Not sure if you still need to answer your question: "Why Prom. 5 starts again on 2011/02/15? In the first data set it ends on 2011/02/15...", but my answer would be that after Prom 6 expires on the 14th, Prom 5 is the most recently added active promotion and for that reason I need to use that one.

Not sure if you saw the sql I posted, but I am assuming that we have hit a dead end and that I should proceed with the night run approach?

Many thanks for your interest and help

Kind regards

Paul

rbecher
MVP
MVP

Hi Paul,

I do understand your problem but have no quick QV solution yet. Maybe: join out all days, then loop over grouping by date, getting max Promotion per day.

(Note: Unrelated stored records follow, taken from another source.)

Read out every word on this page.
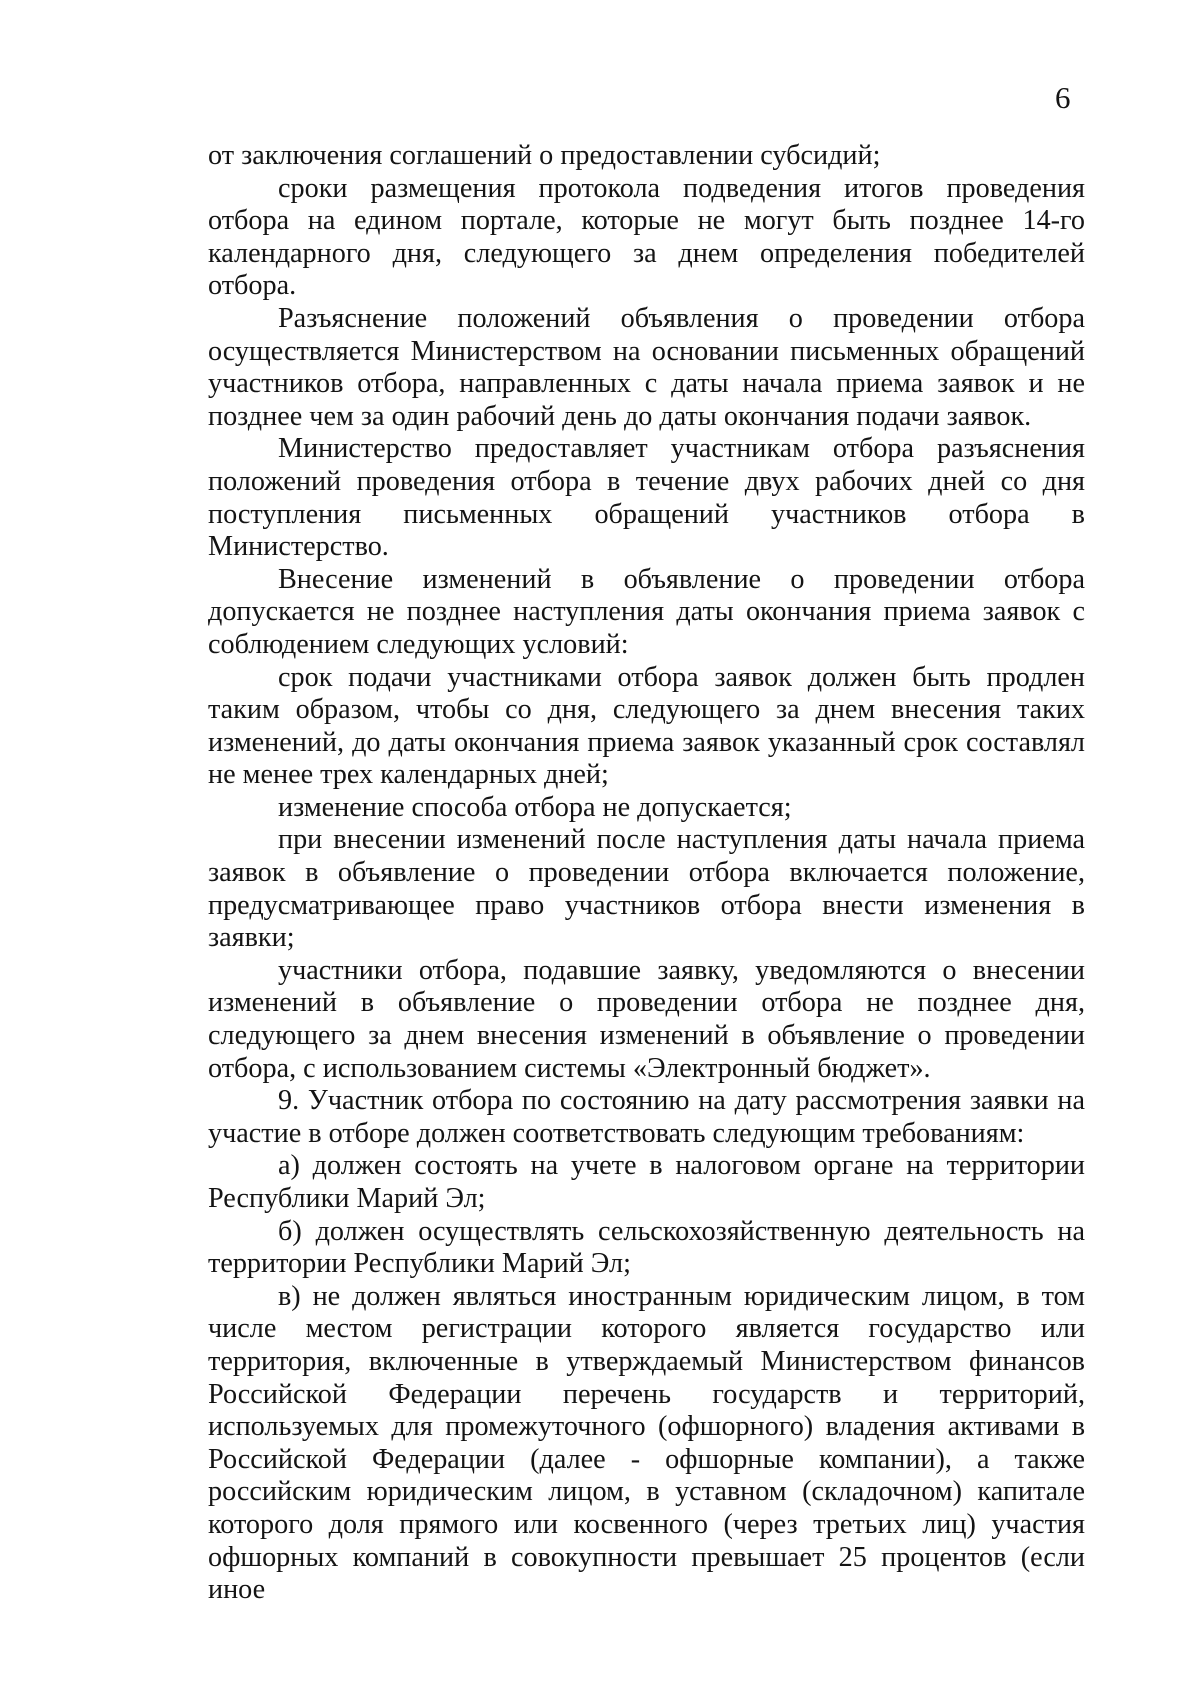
6

от заключения соглашений о предоставлении субсидий;

сроки размещения протокола подведения итогов проведения отбора на едином портале, которые не могут быть позднее 14-го календарного дня, следующего за днем определения победителей отбора.

Разъяснение положений объявления о проведении отбора осуществляется Министерством на основании письменных обращений участников отбора, направленных с даты начала приема заявок и не позднее чем за один рабочий день до даты окончания подачи заявок.

Министерство предоставляет участникам отбора разъяснения положений проведения отбора в течение двух рабочих дней со дня поступления письменных обращений участников отбора в Министерство.

Внесение изменений в объявление о проведении отбора допускается не позднее наступления даты окончания приема заявок с соблюдением следующих условий:

срок подачи участниками отбора заявок должен быть продлен таким образом, чтобы со дня, следующего за днем внесения таких изменений, до даты окончания приема заявок указанный срок составлял не менее трех календарных дней;

изменение способа отбора не допускается;

при внесении изменений после наступления даты начала приема заявок в объявление о проведении отбора включается положение, предусматривающее право участников отбора внести изменения в заявки;

участники отбора, подавшие заявку, уведомляются о внесении изменений в объявление о проведении отбора не позднее дня, следующего за днем внесения изменений в объявление о проведении отбора, с использованием системы «Электронный бюджет».

9. Участник отбора по состоянию на дату рассмотрения заявки на участие в отборе должен соответствовать следующим требованиям:

а) должен состоять на учете в налоговом органе на территории Республики Марий Эл;

б) должен осуществлять сельскохозяйственную деятельность на территории Республики Марий Эл;

в) не должен являться иностранным юридическим лицом, в том числе местом регистрации которого является государство или территория, включенные в утверждаемый Министерством финансов Российской Федерации перечень государств и территорий, используемых для промежуточного (офшорного) владения активами в Российской Федерации (далее - офшорные компании), а также российским юридическим лицом, в уставном (складочном) капитале которого доля прямого или косвенного (через третьих лиц) участия офшорных компаний в совокупности превышает 25 процентов (если иное
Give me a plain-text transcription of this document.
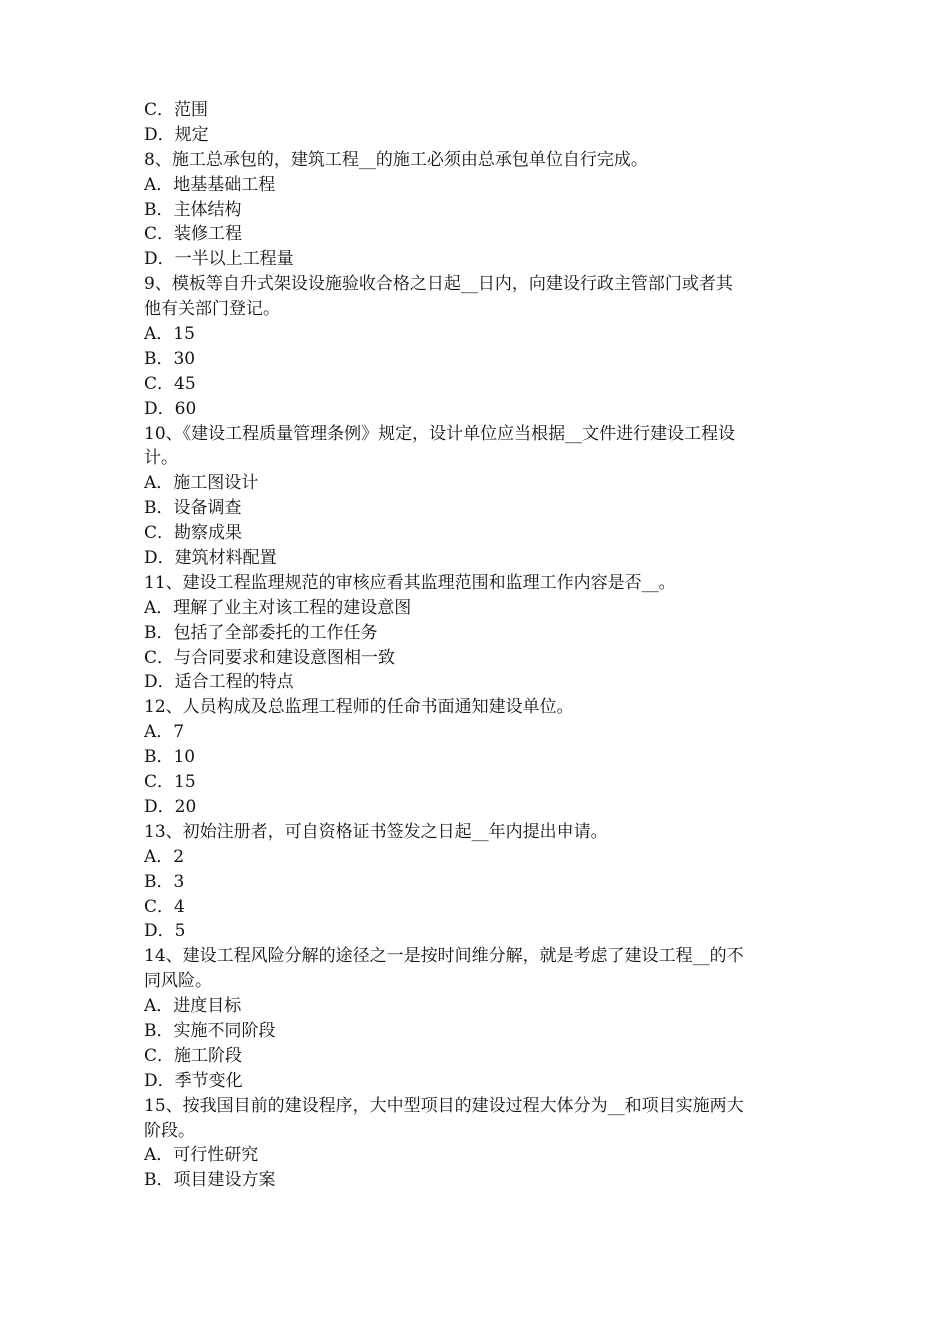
C．范围
D．规定
8、施工总承包的，建筑工程__的施工必须由总承包单位自行完成。
A．地基基础工程
B．主体结构
C．装修工程
D．一半以上工程量
9、模板等自升式架设设施验收合格之日起__日内，向建设行政主管部门或者其
他有关部门登记。
A．15
B．30
C．45
D．60
10、《建设工程质量管理条例》规定，设计单位应当根据__文件进行建设工程设
计。
A．施工图设计
B．设备调查
C．勘察成果
D．建筑材料配置
11、建设工程监理规范的审核应看其监理范围和监理工作内容是否__。
A．理解了业主对该工程的建设意图
B．包括了全部委托的工作任务
C．与合同要求和建设意图相一致
D．适合工程的特点
12、人员构成及总监理工程师的任命书面通知建设单位。
A．7
B．10
C．15
D．20
13、初始注册者，可自资格证书签发之日起__年内提出申请。
A．2
B．3
C．4
D．5
14、建设工程风险分解的途径之一是按时间维分解，就是考虑了建设工程__的不
同风险。
A．进度目标
B．实施不同阶段
C．施工阶段
D．季节变化
15、按我国目前的建设程序，大中型项目的建设过程大体分为__和项目实施两大
阶段。
A．可行性研究
B．项目建设方案
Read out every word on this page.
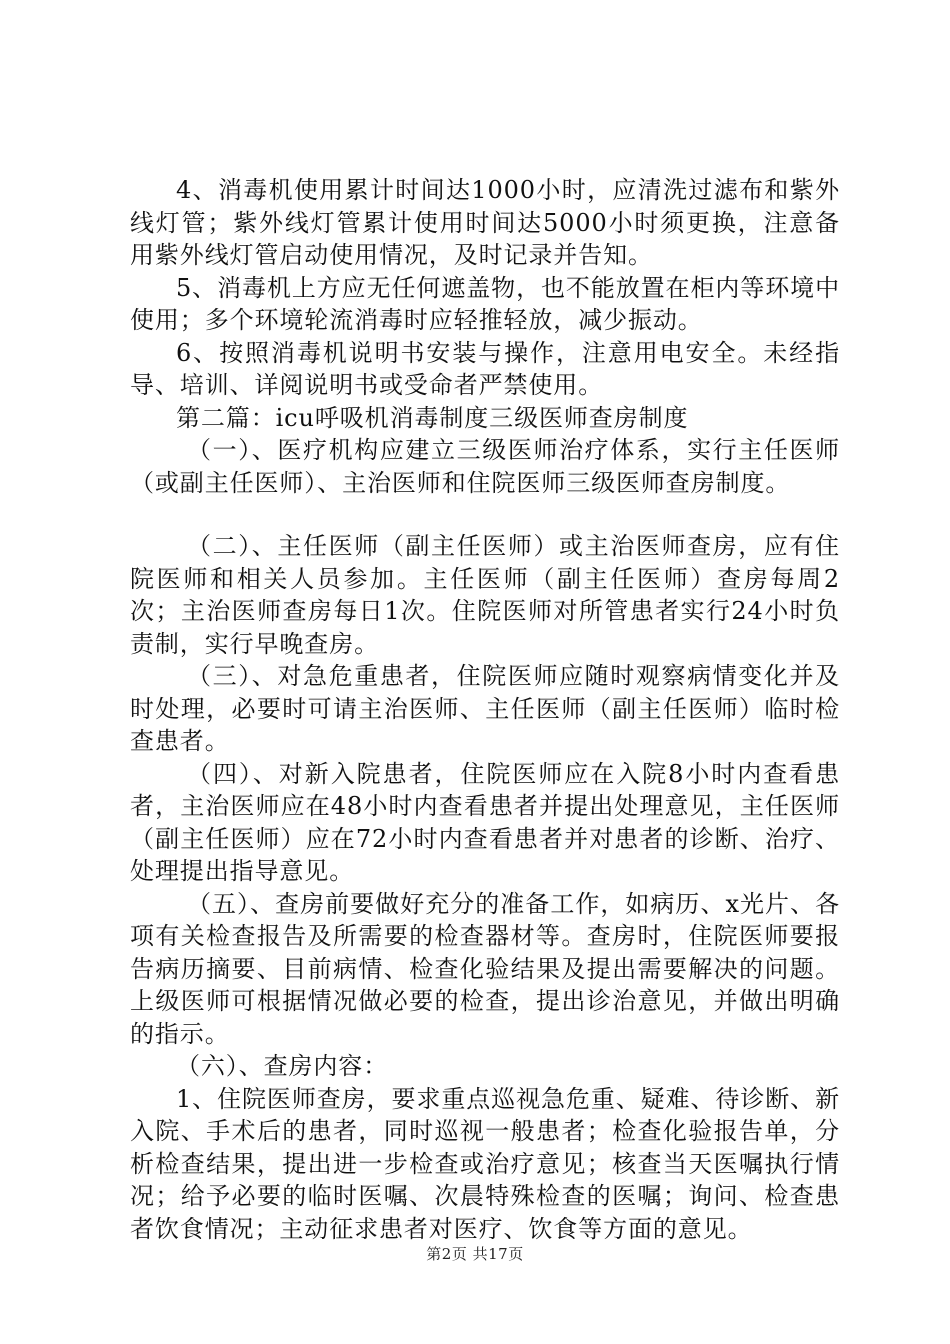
4、消毒机使用累计时间达1000小时，应清洗过滤布和紫外线灯管；紫外线灯管累计使用时间达5000小时须更换，注意备用紫外线灯管启动使用情况，及时记录并告知。

5、消毒机上方应无任何遮盖物，也不能放置在柜内等环境中使用；多个环境轮流消毒时应轻推轻放，减少振动。

6、按照消毒机说明书安装与操作，注意用电安全。未经指导、培训、详阅说明书或受命者严禁使用。

第二篇：icu呼吸机消毒制度三级医师查房制度

（一）、医疗机构应建立三级医师治疗体系，实行主任医师（或副主任医师）、主治医师和住院医师三级医师查房制度。

（二）、主任医师（副主任医师）或主治医师查房，应有住院医师和相关人员参加。主任医师（副主任医师）查房每周2次；主治医师查房每日1次。住院医师对所管患者实行24小时负责制，实行早晚查房。

（三）、对急危重患者，住院医师应随时观察病情变化并及时处理，必要时可请主治医师、主任医师（副主任医师）临时检查患者。

（四）、对新入院患者，住院医师应在入院8小时内查看患者，主治医师应在48小时内查看患者并提出处理意见，主任医师（副主任医师）应在72小时内查看患者并对患者的诊断、治疗、处理提出指导意见。

（五）、查房前要做好充分的准备工作，如病历、x光片、各项有关检查报告及所需要的检查器材等。查房时，住院医师要报告病历摘要、目前病情、检查化验结果及提出需要解决的问题。上级医师可根据情况做必要的检查，提出诊治意见，并做出明确的指示。

（六）、查房内容：

1、住院医师查房，要求重点巡视急危重、疑难、待诊断、新入院、手术后的患者，同时巡视一般患者；检查化验报告单，分析检查结果，提出进一步检查或治疗意见；核查当天医嘱执行情况；给予必要的临时医嘱、次晨特殊检查的医嘱；询问、检查患者饮食情况；主动征求患者对医疗、饮食等方面的意见。

第2页 共17页
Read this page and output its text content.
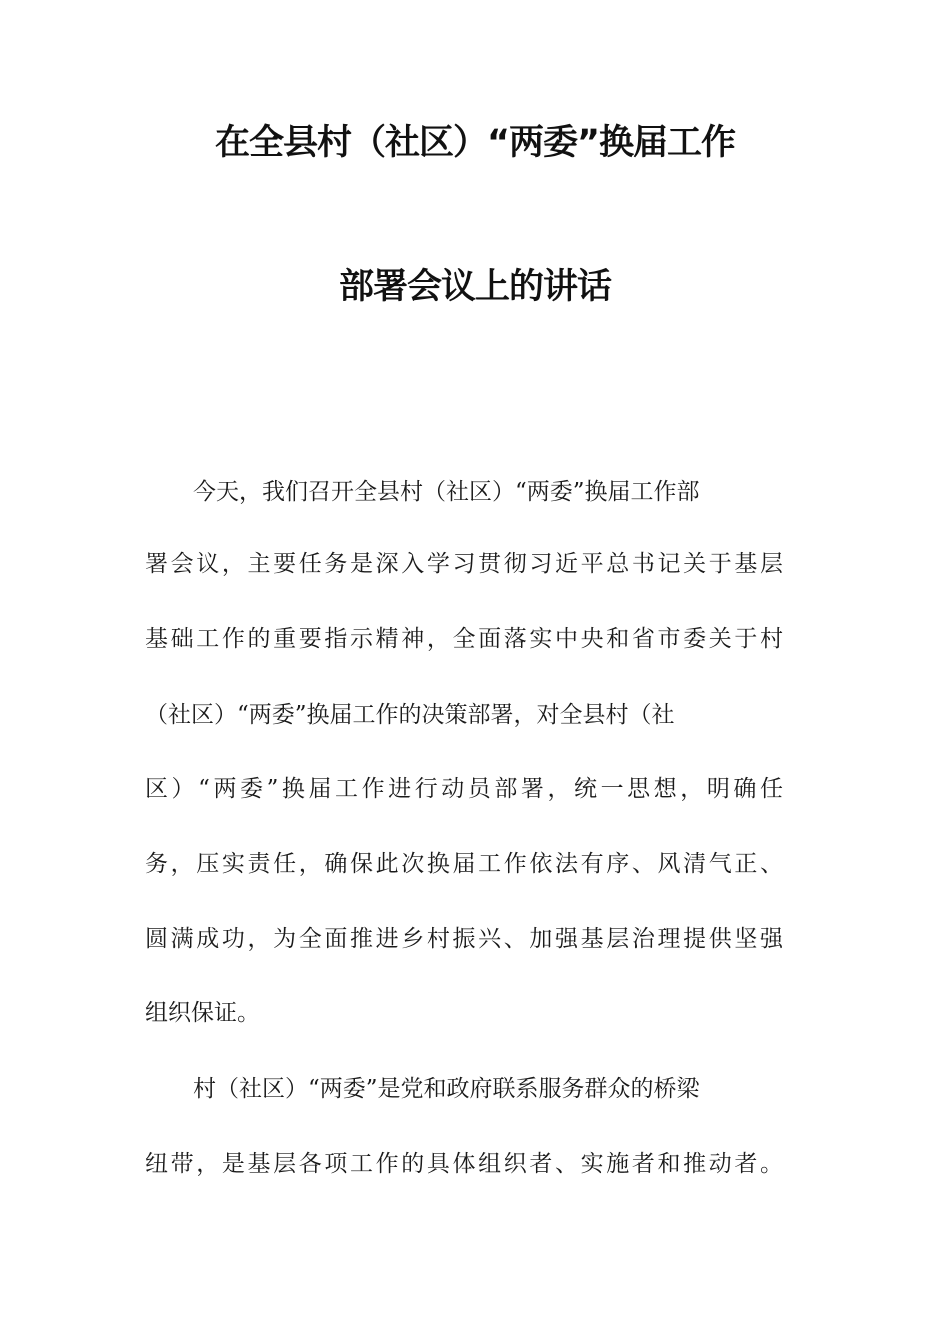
在全县村（社区）“两委”换届工作
部署会议上的讲话
今天，我们召开全县村（社区）“两委”换届工作部
署会议，主要任务是深入学习贯彻习近平总书记关于基层
基础工作的重要指示精神，全面落实中央和省市委关于村
（社区）“两委”换届工作的决策部署，对全县村（社
区）“两委”换届工作进行动员部署，统一思想，明确任
务，压实责任，确保此次换届工作依法有序、风清气正、
圆满成功，为全面推进乡村振兴、加强基层治理提供坚强
组织保证。
村（社区）“两委”是党和政府联系服务群众的桥梁
纽带，是基层各项工作的具体组织者、实施者和推动者。
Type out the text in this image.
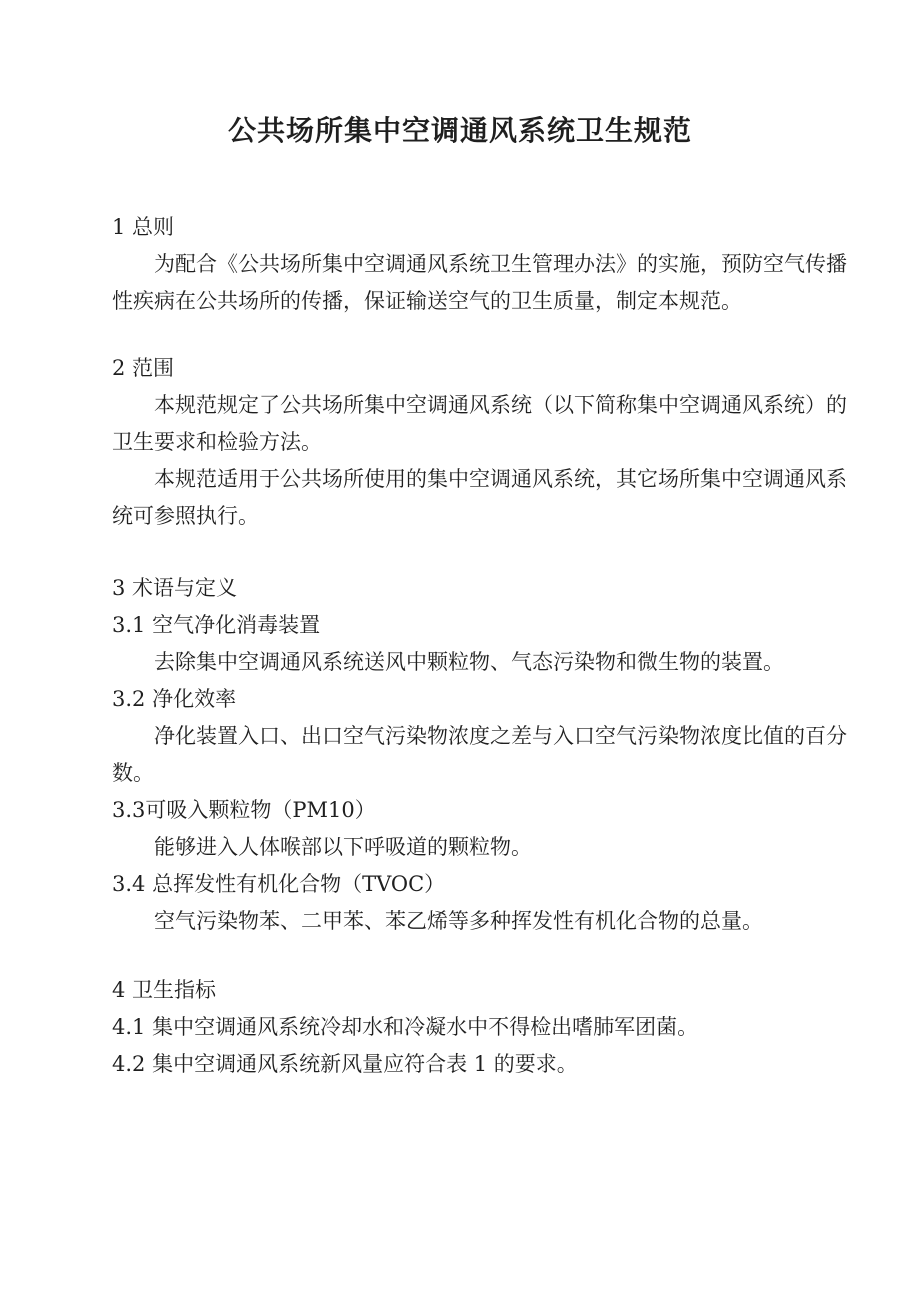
公共场所集中空调通风系统卫生规范
1 总则

为配合《公共场所集中空调通风系统卫生管理办法》的实施，预防空气传播性疾病在公共场所的传播，保证输送空气的卫生质量，制定本规范。

2 范围

本规范规定了公共场所集中空调通风系统（以下简称集中空调通风系统）的卫生要求和检验方法。

本规范适用于公共场所使用的集中空调通风系统，其它场所集中空调通风系统可参照执行。

3 术语与定义

3.1 空气净化消毒装置

去除集中空调通风系统送风中颗粒物、气态污染物和微生物的装置。

3.2 净化效率

净化装置入口、出口空气污染物浓度之差与入口空气污染物浓度比值的百分数。

3.3可吸入颗粒物（PM10）

能够进入人体喉部以下呼吸道的颗粒物。

3.4 总挥发性有机化合物（TVOC）

空气污染物苯、二甲苯、苯乙烯等多种挥发性有机化合物的总量。

4 卫生指标

4.1 集中空调通风系统冷却水和冷凝水中不得检出嗜肺军团菌。

4.2 集中空调通风系统新风量应符合表 1 的要求。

Then aggregate StartDate and EndDate by Promotion to build the splitted segments. But, this would be some more lines of code.. 😉 Also, could be an performance issue on a high row count.

Btw., I'm not sure if your SQL code covers all possible overlapping situations, especially if high overlapping and segmentation occurs...

- Ralf

Astrato.io Head of R&D
Not applicable
Author

Hi Ralph

We have written some QV code on this side, similar to your description above, but the performance is just not acceptable, resulting in the model only handling information for 9 months or less. Not good enough....

//Determine all promotions

"TPromotions":

select a.IdNumber,

convert(Date,StartDate) as PromoFromDate,

convert(Date,EndDate) as PromoToDate,

a.PromID

from RCI_MAIN.dbo.PROM2_MEMBER        a,

RCI_MAIN.dbo.PROMOTIONS2         b,

RCI_MAIN.dbo.PROM2_CONTACT_TYPES c  

where b.StartDate             is not null

and b.EndDate               is not null

and b.ContactTypeCD             != 'OUTBPHONE'

and a.PromID                     = b.PromID

and b.ContactTypeCD              = c.ContactTypeCD

and ISNULL(a.IdNumber,SPACE(0)) != SPACE(0)

and ControlGroupYN               = 'N'

and StartDate                   >= dateadd(MM,-11,getdate())

order by 1, 2 desc, 4 desc;

"DistinctMemberBase":

load distinct IdNumber as IdNumber

resident TPromotions;

// The below would of course have to be a date could create a year of dates..

TTimePeriods:

select CONVERT(date,CalendarDate) as TimePeriod

from RCI_DW.dbo.DimCalendar

where CalendarID between convert(varchar(10),dateadd(MM,-11,getdate()),112) and convert(varchar(10),getdate(),112);

join

load IdNumber

resident DistinctMemberBase;

join (TTimePeriods)

intervalmatch (TimePeriod, IdNumber)

load PromoFromDate,

PromoToDate,

IdNumber

resident TPromotions;

drop table DistinctMemberBase;

// Now we create 1 table

join (TPromotions)

load *

resident TTimePeriods;

// Now take the Max Promo

"PreRS":

load max(PromID) as MaxPromID,

IdNumber as FinalIdNumber,

TimePeriod as TP

resident TPromotions

Group by IdNumber,TimePeriod;

drop table TTimePeriods;

drop table TPromotions;